Russian Playwright and short story writer, Anton Chekhov’s The Seagull is the first of what are generally considered to be his four major plays (The Three Sisters, Uncle Vanya, The Cherry Orchard are the others). The Seagull was written in 1895 and produced in 1896. It dramatizes the romantic and artistic conflicts between four characters: the fading leading lady Irina Arkadina, her son the experimental playwright Constantin Treplyov, the ingĂ©nue Nina, and the author Trigorin.

Similar to Chekhov's other full-length plays, The Seagull relies upon an
ensemble cast of fully-developed (and quirky) characters. An ENSEMBLE cast refers to a cast where there is no distinct or specific protagonist. Many actors tend to prefer ensemble roles. In contrast to the melodrama of the mainstream theatre of the 19th century, actions (for example: Constantin's suicide attempts) are not always shown onstage. Remember Sarcey's principle of offstage action!  

Melodrama is defined as a style of play or novel writing that is often sensational, sentimental, and/or centering on exciting life changing events intended to appeal to an audience's emotions.

Characters in this play (and in most Chekhov plays) tend to speak in ways that skirt around issues rather than addressing them directly, a dramatic practice known as subtext. In fact, it is this failure to communicate that creates much of the conflict in Chekhov’s work. For actors, subtext is an important element in any realistic drama. An actor spends a lot of time deciphering the subtext for any character you write and allow to speak on stage.

The play alludes to
Shakespeare's Hamlet. Arkadina and Treplyov quote lines from it before the play-within-a-play (and even the play-within-a-play is a device used in Hamlet!) Treplyov seeks to win his mother’s favor back from Trigorin, much as Hamlet tries to win Gertrude back from his uncle Claudius.

The opening night of the first production was a failure. “
Vera Komissarzhevskaya, playing Nina, was so intimidated by the hostility of the audience that she lost her voice.
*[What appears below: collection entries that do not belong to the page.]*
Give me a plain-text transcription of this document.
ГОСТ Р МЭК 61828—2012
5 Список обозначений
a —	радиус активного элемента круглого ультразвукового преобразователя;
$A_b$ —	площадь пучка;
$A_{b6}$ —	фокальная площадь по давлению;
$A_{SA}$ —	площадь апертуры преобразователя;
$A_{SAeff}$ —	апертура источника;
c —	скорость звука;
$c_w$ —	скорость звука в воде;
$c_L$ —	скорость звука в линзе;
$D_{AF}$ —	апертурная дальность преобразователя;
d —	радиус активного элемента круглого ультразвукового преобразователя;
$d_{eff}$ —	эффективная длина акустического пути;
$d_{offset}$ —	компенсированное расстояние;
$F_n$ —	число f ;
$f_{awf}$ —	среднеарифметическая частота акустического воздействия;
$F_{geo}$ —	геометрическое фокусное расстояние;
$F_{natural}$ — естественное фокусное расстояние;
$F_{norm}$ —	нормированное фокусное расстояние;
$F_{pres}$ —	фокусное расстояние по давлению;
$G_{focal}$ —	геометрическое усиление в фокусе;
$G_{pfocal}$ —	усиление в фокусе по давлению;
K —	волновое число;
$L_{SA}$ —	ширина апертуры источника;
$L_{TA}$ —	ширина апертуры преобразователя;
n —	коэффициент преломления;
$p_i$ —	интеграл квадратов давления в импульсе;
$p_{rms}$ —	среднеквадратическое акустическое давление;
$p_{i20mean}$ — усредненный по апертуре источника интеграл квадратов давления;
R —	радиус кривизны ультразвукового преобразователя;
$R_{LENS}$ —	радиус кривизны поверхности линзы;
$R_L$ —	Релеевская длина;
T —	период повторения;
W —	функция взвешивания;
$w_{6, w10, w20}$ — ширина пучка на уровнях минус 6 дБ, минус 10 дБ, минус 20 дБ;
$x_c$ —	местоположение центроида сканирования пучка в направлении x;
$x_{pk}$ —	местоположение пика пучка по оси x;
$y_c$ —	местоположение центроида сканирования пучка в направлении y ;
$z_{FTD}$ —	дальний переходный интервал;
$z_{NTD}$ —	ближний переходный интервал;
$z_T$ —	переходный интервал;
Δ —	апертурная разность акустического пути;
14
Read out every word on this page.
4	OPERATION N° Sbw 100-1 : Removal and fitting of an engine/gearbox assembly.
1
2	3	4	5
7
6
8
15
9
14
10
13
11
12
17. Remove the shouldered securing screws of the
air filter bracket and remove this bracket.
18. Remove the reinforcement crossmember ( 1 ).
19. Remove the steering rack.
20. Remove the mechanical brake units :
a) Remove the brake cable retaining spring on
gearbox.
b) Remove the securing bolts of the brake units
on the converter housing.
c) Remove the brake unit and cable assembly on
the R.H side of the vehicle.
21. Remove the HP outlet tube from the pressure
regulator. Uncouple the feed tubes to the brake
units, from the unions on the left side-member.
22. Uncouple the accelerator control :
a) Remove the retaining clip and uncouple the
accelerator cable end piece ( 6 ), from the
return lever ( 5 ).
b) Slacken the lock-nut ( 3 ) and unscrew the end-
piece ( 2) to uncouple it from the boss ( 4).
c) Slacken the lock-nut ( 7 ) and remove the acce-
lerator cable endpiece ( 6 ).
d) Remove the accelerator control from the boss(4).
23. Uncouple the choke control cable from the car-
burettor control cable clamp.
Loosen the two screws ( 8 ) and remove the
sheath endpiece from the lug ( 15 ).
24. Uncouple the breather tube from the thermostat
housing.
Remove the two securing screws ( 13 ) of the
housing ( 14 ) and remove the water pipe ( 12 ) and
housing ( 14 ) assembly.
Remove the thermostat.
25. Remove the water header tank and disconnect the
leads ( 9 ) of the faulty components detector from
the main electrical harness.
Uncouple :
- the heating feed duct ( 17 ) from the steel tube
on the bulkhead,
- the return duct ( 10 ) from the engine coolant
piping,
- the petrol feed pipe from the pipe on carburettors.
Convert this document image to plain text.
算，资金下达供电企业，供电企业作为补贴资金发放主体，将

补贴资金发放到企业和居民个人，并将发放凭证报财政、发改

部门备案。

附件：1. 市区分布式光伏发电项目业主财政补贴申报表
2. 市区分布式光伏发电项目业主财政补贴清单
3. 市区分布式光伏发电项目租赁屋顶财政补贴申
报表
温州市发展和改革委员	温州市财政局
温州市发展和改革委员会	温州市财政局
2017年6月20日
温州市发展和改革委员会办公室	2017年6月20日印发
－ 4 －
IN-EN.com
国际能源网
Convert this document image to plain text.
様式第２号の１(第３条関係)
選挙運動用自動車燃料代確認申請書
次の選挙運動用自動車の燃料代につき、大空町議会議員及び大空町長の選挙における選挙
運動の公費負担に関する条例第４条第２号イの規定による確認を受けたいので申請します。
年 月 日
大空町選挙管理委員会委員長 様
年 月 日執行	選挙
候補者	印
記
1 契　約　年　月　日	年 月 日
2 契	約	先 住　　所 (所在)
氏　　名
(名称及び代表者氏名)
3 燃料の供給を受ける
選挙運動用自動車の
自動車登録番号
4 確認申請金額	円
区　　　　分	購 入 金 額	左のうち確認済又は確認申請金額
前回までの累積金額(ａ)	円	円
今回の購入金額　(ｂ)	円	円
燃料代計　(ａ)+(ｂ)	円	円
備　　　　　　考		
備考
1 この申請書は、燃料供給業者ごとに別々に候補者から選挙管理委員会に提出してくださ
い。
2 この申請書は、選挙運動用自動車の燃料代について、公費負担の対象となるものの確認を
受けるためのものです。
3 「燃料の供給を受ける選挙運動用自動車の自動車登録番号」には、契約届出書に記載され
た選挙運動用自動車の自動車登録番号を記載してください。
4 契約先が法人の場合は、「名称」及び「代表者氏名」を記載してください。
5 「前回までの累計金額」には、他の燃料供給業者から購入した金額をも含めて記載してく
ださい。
Chekhov left the audience and spent the last two acts behind the scenes. When supporters wrote to him that the production later became a success, he assumed they were just trying to be kind.” When Constantin Stanislavski (a famous director and acting teacher) directed the Seagull in 1898 for the Moscow Art Theatre, the play was successful and well regarded. "Stanislavski's production of The Seagull became one of the greatest events in the history of Russian theatre and one of the greatest new developments in the history of world drama."

HOMEWORK: Please complete your short script drafts. These are due next class. You will have 1 period to work on putting the finishing touches on your script, but some of you may need more time due to wasting time in the lab. If this is your case, please work on your script between now and next class. For details about the project, see previous posts. 

Please bring your Seagull scripts with you to class Friday.